Tipsheet

A Populist Message

John Podhoretz notes that Republicans have morphed into the "eat-your-vegetables-and-shut-up" party. There isn't much of a populist message out there from the GOP, which has been maneuvered into seeming like the party that's ready to raise taxes on everyone to prevent them from going up on the "evil rich."

On Monday night, I noted some populist points the Republicans should be making. But there's also one that bears emphasizing: Contrary to their posturing, the Democrats aren't really the party of the "common man." They're the party of government -- the force that bosses the "common man" around. 

While the private sector struggles with continued high unemployment and undermployment, for government workers, the unemployment rate is just 4.3%. 

State government employees outearn their private sector counterparts by 6%. (Do you like what you're getting at the DMV?)

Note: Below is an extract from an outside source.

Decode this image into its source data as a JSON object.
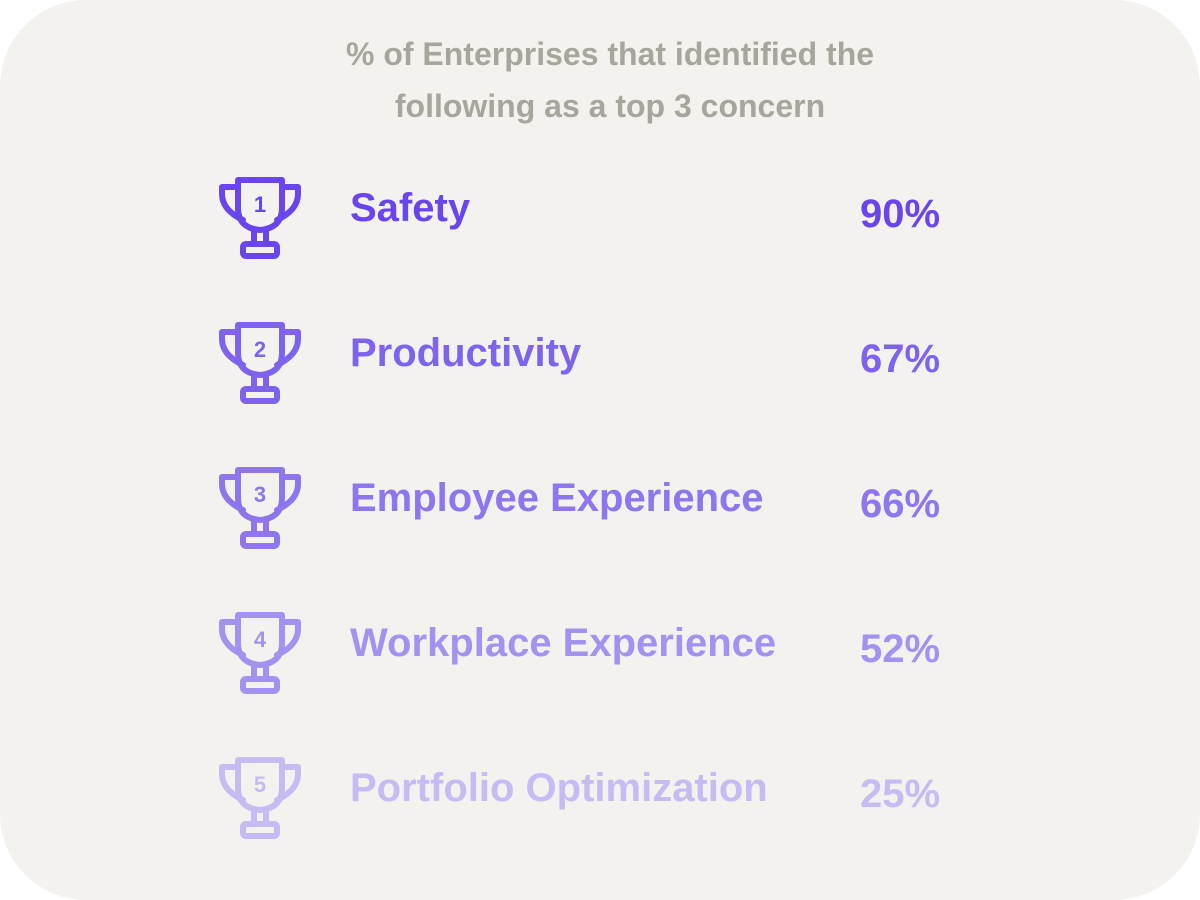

Government workers work one month less per year and three hours less per week than their private sector counterparts.

In 2010, USA Today found that federal employees' average compensation has risen more than double what private sector workers earn.

Your tax dollars at work, friends.

President Obama's policies aren't really about helping normal, working people get a leg up.  They're about advantaging government -- and government workers -- over those who do work or seek work in the private sector.  And there's a big problem with that: The public sector doesn't produce wealth, it consumes it.  The bigger the President grows government, the more he's going to have to raise taxes on everyone to support his preferred, government "elite" (as even Howard Dean noted). 

No, it's not popular for Republicans to defend high earners from tax increases (they may have to give in, though there would be significant silver linings, as Kim Strassel points out).  But they should make it clear that the President's class warfare talk is just a smoke screen for policies that do favor an elite -- it's just the government-based elite, rather than the private sector elite.